Ebay-Läden Die Internet-Trödler


Überall in Deutschland öffnen Verkaufsagenturen für Ebay. Kunden bringen Ware vorbei und lassen sie versteigern. Das ist bequem - aber nicht unbedingt billig.

Eigentlich guckt der Teddybär ganz knuffig. Und er ist ein romantisches Nikolausgeschenk ihres Mannes. Trotzdem will Charlotte Witten, 52, das einen Meter große Stofftier loswerden. Jetzt sitzt das Viech im Clever & Easy-Auction-Shop in Hannover auf der Theke. Und der Ladenangestellte Marcus Nachtigall, 27, überlegt, wie viel der Teddy beim Online-Auktionshaus Ebay wohl bringt.

Einen Computer besitzt sie nicht, den Staubfänger möchte Charlotte Witten trotzdem über das Internet versteigern. Ebay ohne PC: Clever & Easy fotografiert den Artikel, schreibt eine griffige Beschreibung und stellt das Angebot ins Internet.

Ebay – auch offline

Der "Ebay im Laden"-Service ist die neueste Geschäftsidee im Sog des immer noch wachsenden Internet-Marktplatzes. Mehr als 14 Millionen Besucher zählte Ebay.de etwa im vergangenen September. Über zwei Millionen Artikel und Dienstleistungen sind ständig im Angebot. Wer zu bequem ist oder zu wenig Zeit hat, kann den Marktplatz dank der Annahmestellen jetzt auch offline nutzen.

Fast jede Woche eröffnet irgendwo in Deutschland ein hoffnungsvoller Jungunternehmer eine Ebay-Verkaufsagentur. Das Prinzip ist einfach: Verkaufsinteressenten bringen die Ware vorbei. Der Verkaufsagent nimmt sie bei Gefallen an und versteigert sie bei Ebay unter eigenem Namen. Dafür kassieren Läden wie BestEnd in Berlin oder Dropshop in München eine Provision. Sie sind moderne Trödler mit Internetanschluss.

Die Idee stammt aus den USA

Die Idee ist genial einfach und stammt aus den USA. Der Pionier Auction Drop betreibt bereits vier Filialen südlich von San Francisco, nahe dem Ebay-Hauptquartier im Silicon Valley. Oliver Blume aus Hannover hat die Amis überrundet und schon fünf Clever & EasyLäden eröffnet. Bis Ende 2004 sollen 100 Filialen deutschlandweit Ebay-Artikel annehmen.
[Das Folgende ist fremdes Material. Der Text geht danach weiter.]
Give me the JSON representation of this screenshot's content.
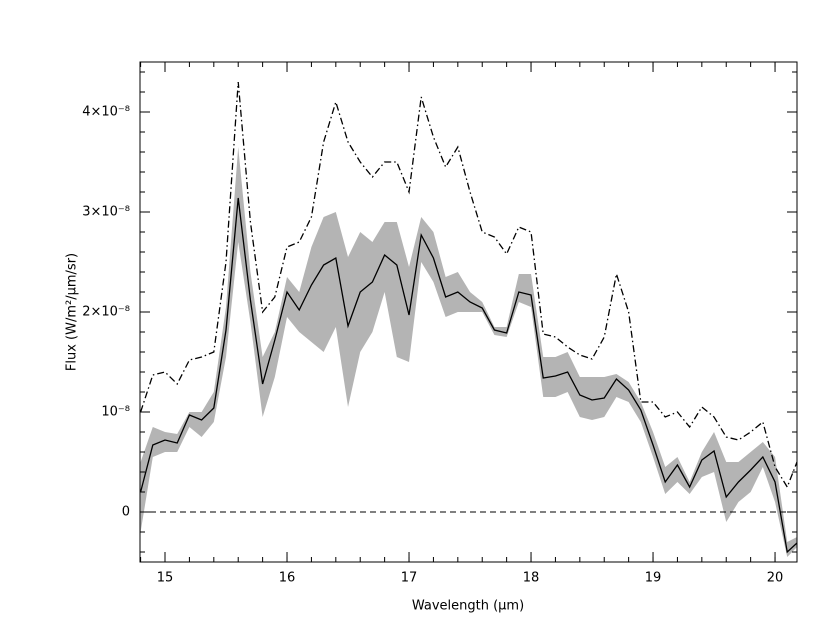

In ein paar Wochen sogar die erste im Ausland, in London.

14 Tage Gnadenfrist

Im Lager von Clever & Easy stehen wertvolle Antiquitäten aus einem Schloss, eine Tüte mit Zinnsoldaten, Skistöcke und kiloschwere Märklin-Loks im Spur-I-Format - das kunterbunte Ebay-Sortiment im kleinen Maßstab. Zweimal sieben Tage werden die Artikel bei Ebay angeboten. Was dann nicht weggeht, muss der Kunde abholen, oder es wird für einen guten Zweck gespendet.

Der Teddybär findet schließlich einen Liebhaber, der 15,50 Euro zahlt. Clever & Easy kassiert 3,50 Euro Grundgebühr und nimmt eine 15-prozentige Provision. Ebay erhebt fünf Prozent Gebühren. Für Charlotte Witten bleiben 8,56 Euro übrig.

Die Provisionen der Läden sind happig, aber sie haben ja auch die ganze Arbeit. Dropshop in München behält bei Erlösen bis 200 Euro pauschal 45 Prozent vom erzielten Verkaufspreis. "Die Kunden nehmen das an", sagt Geschäftsführer Gerry Haag.

Im Gegensatz zu den reinen Ebay-Verkaufsagenturen bietet Dropshop Bücher, CDs oder Computerspiele zusätzlich auch beim Amazon.de-Marketplace an. Das erhöht die Verkaufschancen.

Ebay-Annahmestellen wird es vermutlich mehr und mehr geben. Bei Gerry Haag wie auch bei Oliver Blume rufen immer wieder Menschen an, die ihren eigenen Laden aufmachen wollen und Rat suchen. Ein buntes Logo im Schaufenster ist allerdings kein Prüfsiegel für einen zuverlässigen Verkäufer. "Die Ladenbetreiber machen das in eigener Verantwortung", erklärt Ebay. Ob ein Verkaufsagent vertrauenswürdig ist und seine Arbeit ordentlich macht, muss jeder Kunde selbst erfahren und entscheiden - genauso wie im Internet.